Wickard v. Filburn 317 U.S. 111, 63 S. Ct. 82, 87 L. Ed. 122 (1942)

Facts

The defendant owned a farm, selling some wheat and eggs, some wheat sold, some wheat for my own use, some wheat as a seed, Pursuant to the Agricultural Adjustment Act of 1938 (Act), the Appellants 1941 wheat allotment was 11.1 acres and a normal yield of 20.1 bushels per acre. But in 1940 fall, he planted 23 acres, which yielded 239 bushels from his exceed acreage.

Issue

Whether Congress was in their right to regulate wheat that was intended for personal use?

Holding

Yes.

Rationale

Congress does have the power to regulate the production of wheat intended for personal use and not placed on interstate commerce and that Congress can regulate local intrastate activities that have a substantial effect on interstate commerce by using the Commerce power.

My Thought

Surplus Firearm I would agree that it's a poorly-worded decision and that it kind of paved the way for federal expansion to the point of insane criminal laws that don't affect commerce at all. But I don't know if I would worry about a lemonade stand in a driveway. The reasoning is that the personally-consumed wheat indirectly affects the wheat market as a whole. That would have to be a ton of lemonade.
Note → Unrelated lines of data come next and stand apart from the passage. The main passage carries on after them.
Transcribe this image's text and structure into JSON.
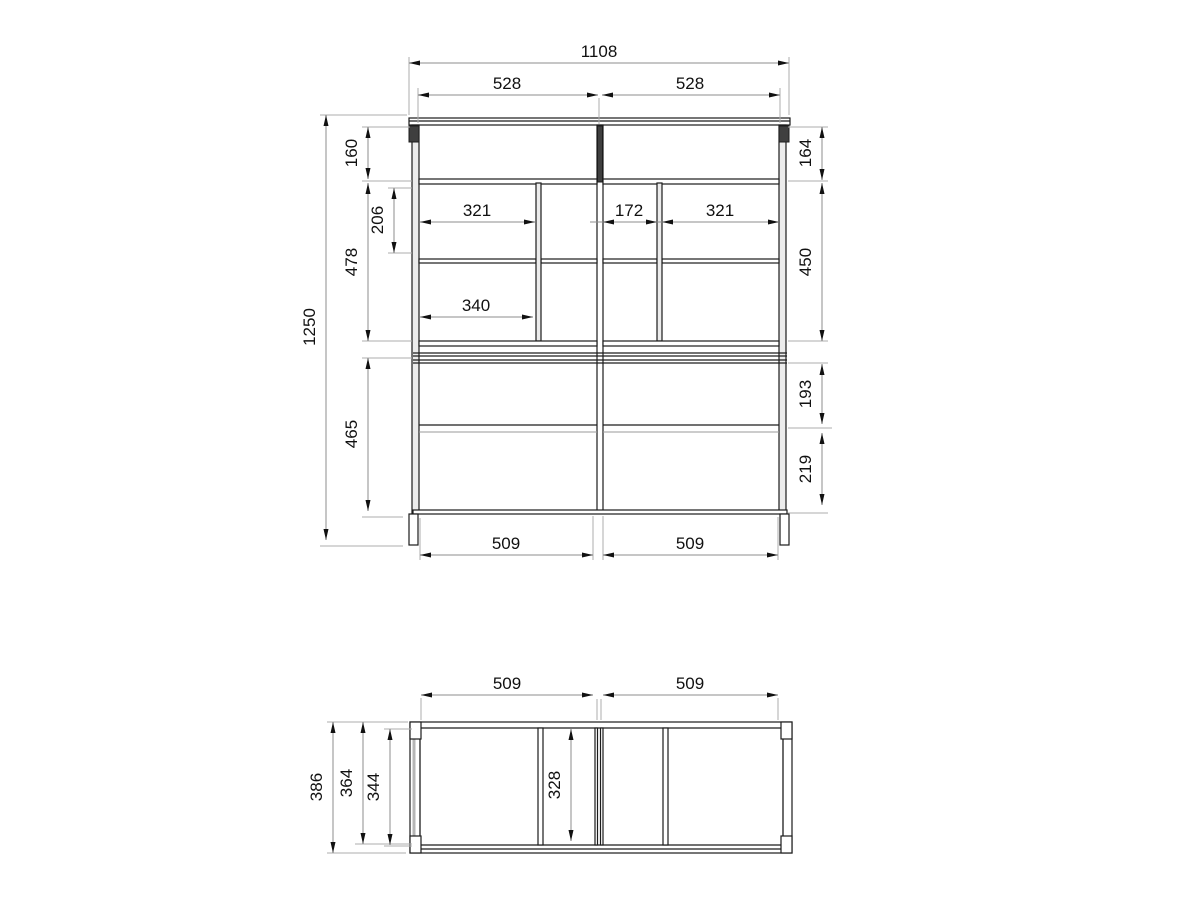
{
  "drawing": {
    "type": "furniture technical drawing, front view and top view with dimensions",
    "line_color": "#1c1c1c",
    "dimension_line_color": "#8c8c8c"
  },
  "front_view": {
    "overall_width": "1108",
    "left_half_width": "528",
    "right_half_width": "528",
    "overall_height": "1250",
    "top_section_height_left": "160",
    "top_section_height_right": "164",
    "upper_compartment_height": "206",
    "middle_section_height_left": "478",
    "middle_section_height_right": "450",
    "lower_section_height": "465",
    "drawer_height_upper": "193",
    "drawer_height_lower": "219",
    "left_compartment_width": "321",
    "center_compartment_width": "172",
    "right_compartment_width": "321",
    "shelf_width": "340",
    "base_width_left": "509",
    "base_width_right": "509"
  },
  "top_view": {
    "half_width_left": "509",
    "half_width_right": "509",
    "overall_depth": "386",
    "inner_depth_1": "364",
    "inner_depth_2": "344",
    "compartment_depth": "328"
  }
}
McCulloch v. Maryland 17 U.S. 316, 4 Wheat. 316, 4 L. Ed. 579 (1819)

Fact

The U.S. Congress chartered the second bank. Set up branch offices in many states, including in Baltimore, Maryland. In response, the Maryland parliament adopted behavior tax on all bank country not chartered by the state parliament. James McCulloch cashier Baltimore branch, the Bank of America was charged with violation of the regulations. Maryland McCulloch admitted he did not obey the law. McCulloch lost in Baltimore county court, the court's decision is by the Maryland court of appeals affirmed. Then the case was wrong to command the Supreme Court of the United States.

Issue

Whether Congress has the right to charter banks, and whether Maryland had the power to tax said bank?

Holding

No.

Rationale

The 10th amendment, where that the power to charter banks stem from the constitution which means that the sovereignty of power comes from the people and not the state.

My Thought

So pretty much the government established the second national bank in Maryland with McCulloch in charge but Maryland doesn't like it so they're like "we fine tax dis bank right out of business." then McCulloch gets angry and decides to Maryland and see whether or not it's constitutional for them to do so, Maryland argues that the 10th amendment lets them. Congress gets to decide what the constitution means. Federal government decides how to do its job and it can only expand power not limit it.